I don’t have a problem with this, mostly. Rudyard Kipling, in one of the half dozen or so poems I have committed to memory, observes:
Well, we aren’t no thin red ‘eroes, nor we aren’t no blackguards too,
We’re just single men in barricks, most remarkable like you;
An’ if sometimes our conduck isn’t all your fancy paints,
Why, single men in barricks don’t grow into plaster saints;
I think the generic referral to members of the Armed Forces as “heroes” cheapens the meaning of the word and makes heroism something that isn’t earned but rather acquired by simply showing up, sort of like a participation trophy. The men and the women of the Armed Forces comprise most of the types of people you run into in daily life. The good, the bad, the diligent, the lazy, etc. Putting on a uniform doesn’t change that. By the same token, the things that Masciotra calls out as heroic, being a anti-American dipwad in a anti-war protest, being a teacher, or being a social worker can never really rise to anything approaching heroism (though they could be examples worthy of emulation) because, unlike a soldier (sailor, airman, or marine) they will never, ever, be called upon to actually place life and limb at risk as a part of their duty.
On the other side of the coin, real heroes don’t need the acknowledgement and adulation of people they don’t know and their feelings don’t get hurt by the comments of people they don’t respect.
Leftwing gibberish thrown in to make a word count for his editor.
What Masciotra represents is that frustrated sector of the American left that reflexively wanted to spit on US soldiers and call them “baby killers” in 2003 and thereafter. When they saw this was not going to be accepted by the public they were forced to temper their rhetoric with “soldiers are heroes but the war is bad.” That may be true but it has nothing to do with the military. That has to do with a political consensus, held by both parties, that thinks the Masciotra and the positions he holds are moronic. The military doesn’t make foreign policy. The military doesn’t decide to go to war. In fact, you will have to look long and hard to find any group of people more averse to going to war than the Joint Chiefs of Staff because they realize, in a way politicians never will, the human cost of warfare and the fact that with a little bit of bad luck you can loose a big battle and have nasty books written about you.
In Masciotra’s rather demented little world, he is brave for writing this screed because society is
unofficially imposing a juvenile and dictatorial rule over speech in which anything less than absolute and awed adulation for all things military is treasonous.
This world simply doesn’t exist. If that world existed, Masciotra would be paid for trolling, he’d find himself the object of hatred expressed by lots of people wielding heavy objects.
The subtext
Many moons ago I was commissioned into the Army via ROTC. One of the worst days of the week was Thursday when the ROTC detachment was required to wear uniform all day.
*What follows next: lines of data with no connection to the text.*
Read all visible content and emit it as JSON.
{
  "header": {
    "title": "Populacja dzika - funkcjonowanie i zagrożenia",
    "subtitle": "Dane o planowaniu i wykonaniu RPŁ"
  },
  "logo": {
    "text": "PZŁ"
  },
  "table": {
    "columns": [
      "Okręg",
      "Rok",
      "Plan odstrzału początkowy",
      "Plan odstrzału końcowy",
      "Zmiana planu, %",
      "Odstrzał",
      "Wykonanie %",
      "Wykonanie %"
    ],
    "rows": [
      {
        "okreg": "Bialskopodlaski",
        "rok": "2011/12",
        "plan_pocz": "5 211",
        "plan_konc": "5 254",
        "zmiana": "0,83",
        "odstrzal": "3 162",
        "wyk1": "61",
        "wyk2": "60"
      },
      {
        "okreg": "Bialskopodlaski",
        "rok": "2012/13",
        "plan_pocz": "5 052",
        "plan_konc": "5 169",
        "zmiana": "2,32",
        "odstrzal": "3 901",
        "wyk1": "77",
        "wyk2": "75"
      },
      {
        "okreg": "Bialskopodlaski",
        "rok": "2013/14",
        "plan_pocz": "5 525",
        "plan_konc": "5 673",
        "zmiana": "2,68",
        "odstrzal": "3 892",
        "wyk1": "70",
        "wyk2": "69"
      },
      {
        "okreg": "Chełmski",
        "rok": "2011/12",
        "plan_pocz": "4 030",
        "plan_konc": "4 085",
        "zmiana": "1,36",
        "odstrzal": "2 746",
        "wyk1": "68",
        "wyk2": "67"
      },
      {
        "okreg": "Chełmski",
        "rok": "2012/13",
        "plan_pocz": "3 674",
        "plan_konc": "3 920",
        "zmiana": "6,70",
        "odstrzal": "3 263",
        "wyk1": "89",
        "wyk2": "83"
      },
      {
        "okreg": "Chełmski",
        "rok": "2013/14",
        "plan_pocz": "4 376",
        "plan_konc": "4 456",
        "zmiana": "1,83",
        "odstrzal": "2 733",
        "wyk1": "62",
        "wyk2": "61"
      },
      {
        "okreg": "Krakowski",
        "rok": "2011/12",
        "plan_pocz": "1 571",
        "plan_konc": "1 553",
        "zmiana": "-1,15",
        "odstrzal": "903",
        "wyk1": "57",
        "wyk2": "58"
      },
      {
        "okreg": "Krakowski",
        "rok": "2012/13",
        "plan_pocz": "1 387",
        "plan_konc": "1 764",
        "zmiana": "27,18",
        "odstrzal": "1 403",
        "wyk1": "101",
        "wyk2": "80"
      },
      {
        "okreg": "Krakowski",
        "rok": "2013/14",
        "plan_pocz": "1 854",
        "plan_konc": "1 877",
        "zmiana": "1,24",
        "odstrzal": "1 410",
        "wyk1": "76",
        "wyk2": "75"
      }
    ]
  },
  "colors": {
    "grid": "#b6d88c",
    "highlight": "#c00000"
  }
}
This meant going to class in uniform. One of my friends had a sociology professor who called him “Killer” in class.
Masciotra’s subtext is simply garden variety anti-Americanism that was the state of affairs on American campuses during the Vietnam era and its aftermath. What he’s longing for are the good old days with nice little fascists, like himself, could verbally assault men and women in uniform and receive the plaudits of the low-forehead crowd they played to. It irks him greatly that military service is an honorable profession, in the way being a feminized hipster douchebag never will be. Because so long as a single American is willing to wear the nation’s uniform and to take that risk for the rest of us, everything Masciotra stands for will be for naught.